TP Link card TL WN7 81N

Seagate barracuda lp 1tb

I'll be editing DSLR video and creating graphics in After Effects and not much else.
Thanks in advance.
Noel
 
Thank you very much everyone for your input. The GTX 760 comes in well under budget, so I think I'll go that direction and use the leftovers for a few extra bits. Thanks again!
Noel

 
Do you use After Effects for editing as well as visual effects? AE is not the best software to use for edits. Yes, it works, but it is rather sluggish and does not benefit from GPU acceleration. Premiere Pro and Sony Vegas are much better for editing mainly because of the tool set and workflow. GPU acceleration is much better in both as well.
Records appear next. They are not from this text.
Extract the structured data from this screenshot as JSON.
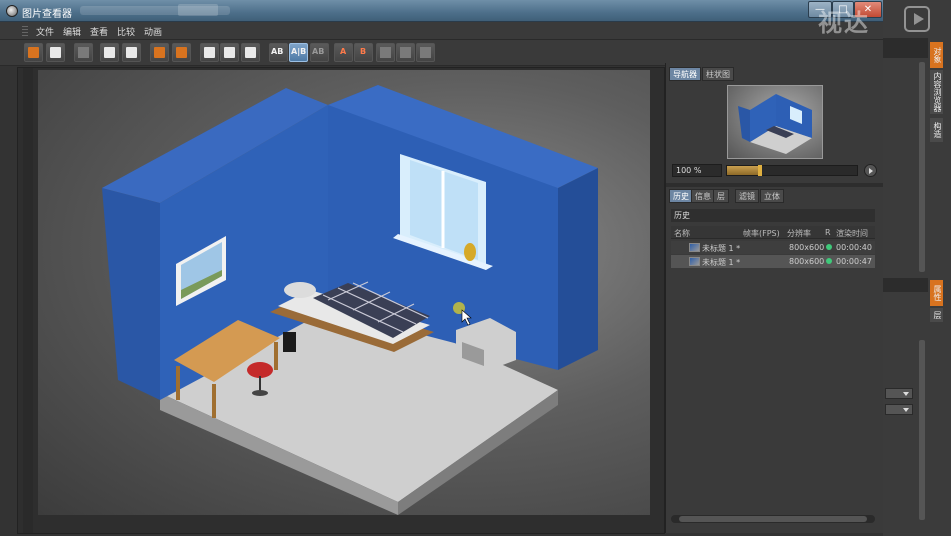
{
  "window": {
    "title": "图片查看器",
    "minimize_label": "—",
    "maximize_label": "□",
    "close_label": "✕"
  },
  "menu": [
    "文件",
    "编辑",
    "查看",
    "比较",
    "动画"
  ],
  "toolbar": {
    "buttons": [
      {
        "name": "open-image-icon",
        "style": "orange"
      },
      {
        "name": "save-image-icon",
        "style": "white"
      },
      {
        "name": "grid-icon",
        "style": "dim"
      },
      {
        "name": "render-icon",
        "style": "white"
      },
      {
        "name": "person-icon",
        "style": "white"
      },
      {
        "name": "copy-icon",
        "style": "orange"
      },
      {
        "name": "copy-alt-icon",
        "style": "orange"
      },
      {
        "name": "frame-icon",
        "style": "white"
      },
      {
        "name": "frame-save-icon",
        "style": "white"
      },
      {
        "name": "group-icon",
        "style": "white"
      }
    ],
    "ab_labels": [
      "AB",
      "A|B",
      "AB",
      "A",
      "B"
    ]
  },
  "navigator": {
    "tabs": [
      "导航器",
      "柱状图"
    ],
    "zoom_value": "100 %",
    "zoom_fraction": 0.25
  },
  "history": {
    "tabs": [
      "历史",
      "信息",
      "层",
      "滤镜",
      "立体"
    ],
    "section_label": "历史",
    "columns": {
      "name": "名称",
      "fps": "帧率(FPS)",
      "resolution": "分辨率",
      "r": "R",
      "render_time": "渲染时间"
    },
    "rows": [
      {
        "name": "未标题 1 *",
        "resolution": "800x600",
        "time": "00:00:40",
        "selected": false
      },
      {
        "name": "未标题 1 *",
        "resolution": "800x600",
        "time": "00:00:47",
        "selected": true
      }
    ]
  },
  "right_edge": {
    "tabs": [
      "对象",
      "内容浏览器",
      "构造",
      "属性",
      "层"
    ]
  },
  "watermark": "视达",
  "colors": {
    "accent": "#d8731f",
    "wall": "#2f5fb0",
    "status_green": "#3fc97a"
  }
}
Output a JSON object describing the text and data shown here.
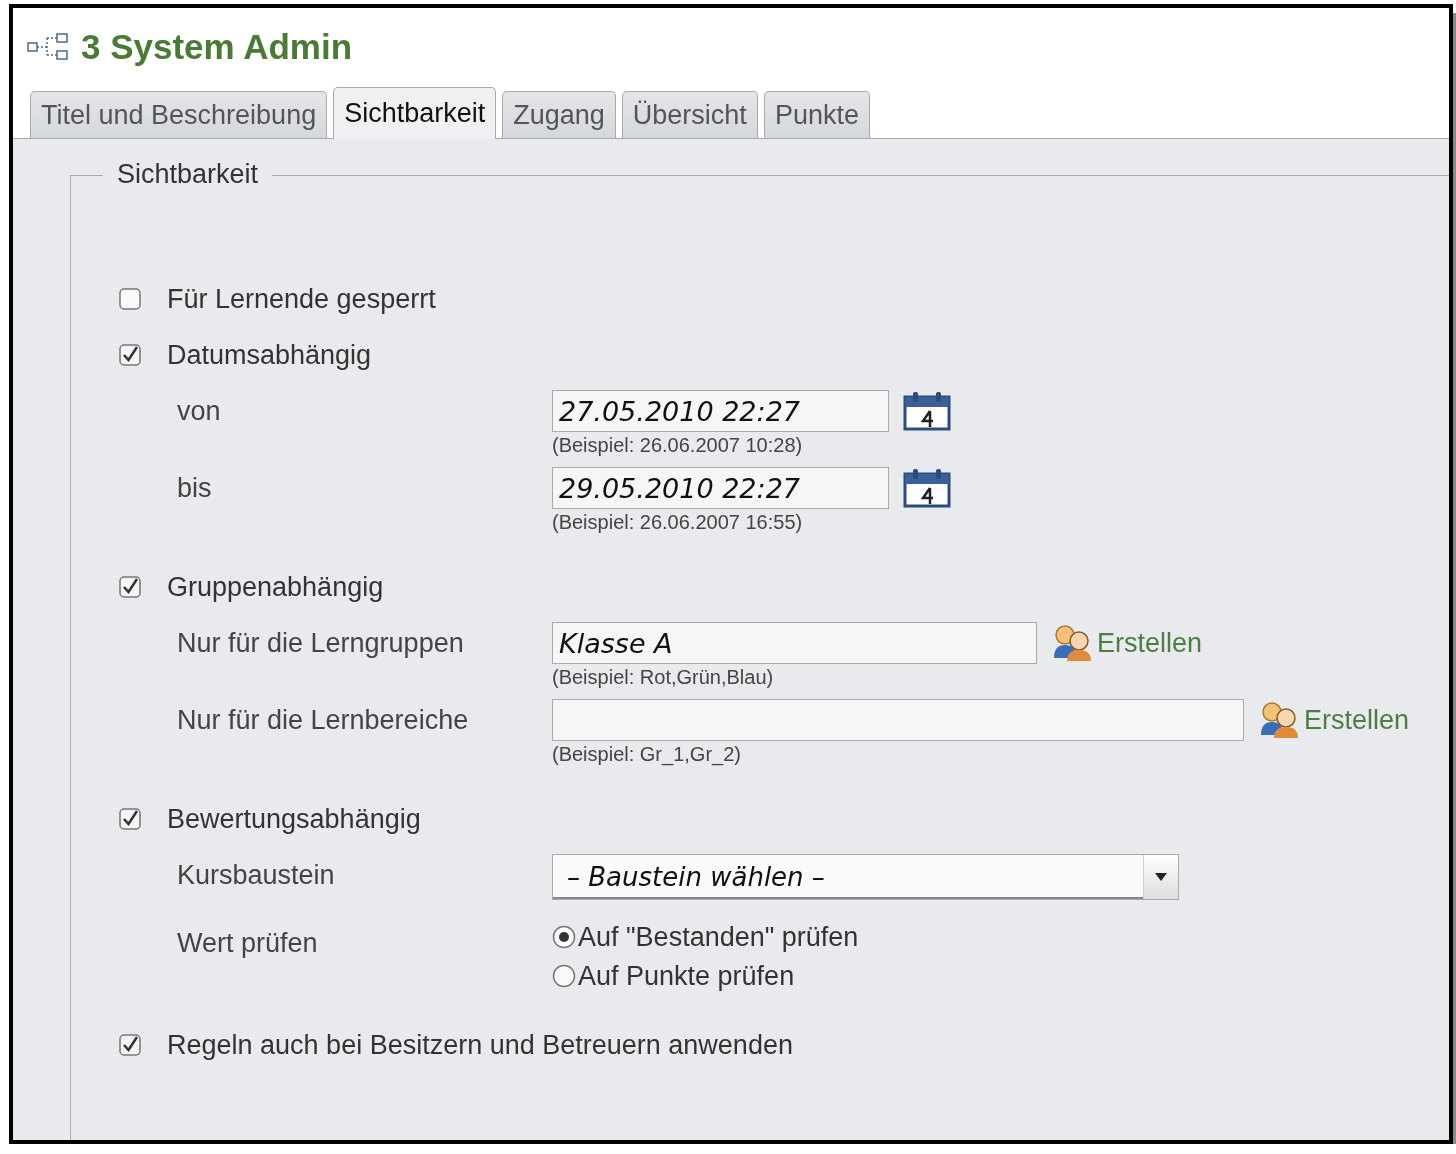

AE barely stresses the GPU (at least for me).

I've just upgraded from a GTX 580 (supposedly the best nVidia card for editing behind a Titan) to an R9 280x and it seems like renders are 2x faster and playback is a little smoother (I'll do actual tests by swapping GPUs on a later date). This is on Vegas 12. I have yet to test Premiere Pro and AE. I am not sure aside from Resolve how well editing software utilizes. With Resolve more GPUs = More Speed. For AE More RAM + more CPUs = More speed. Premiere Pro and Vegas are more about a balanced system. I think they are more CPU bound though and GPU may not really get stressed too much. I hit about 40% GPU load while rendering and playback.

That said, anything will be leagues better than your GF 210! Personally, I purchased my R9 280x for $225 (my opinion better than GTX 760), which adding shipping to UK should put you within budget (approx 260USD shipped?). The GTX 580 worked very well (no complaints), so I would assume that a GTX 760 should perform very well also!

I edit MILC (similar format to DSLR) footage using Vegas and Premiere Pro. I use After Effects for visual effects and motion menus.

Edit: For AE, optimally you will want 3GB of RAM per thread, so your CPU having 8 thread (assumption) would need 24GB of RAM for AE to work at it's best. If AE is your primary software and RAM is below spec, consider splitting upgrade between a little more RAM and GPU. Having below 3GB per thread of RAM may not allow you to utilize your CPU at 100% (AE is the only editing software that can consistently stress my CPU to 100% for renders).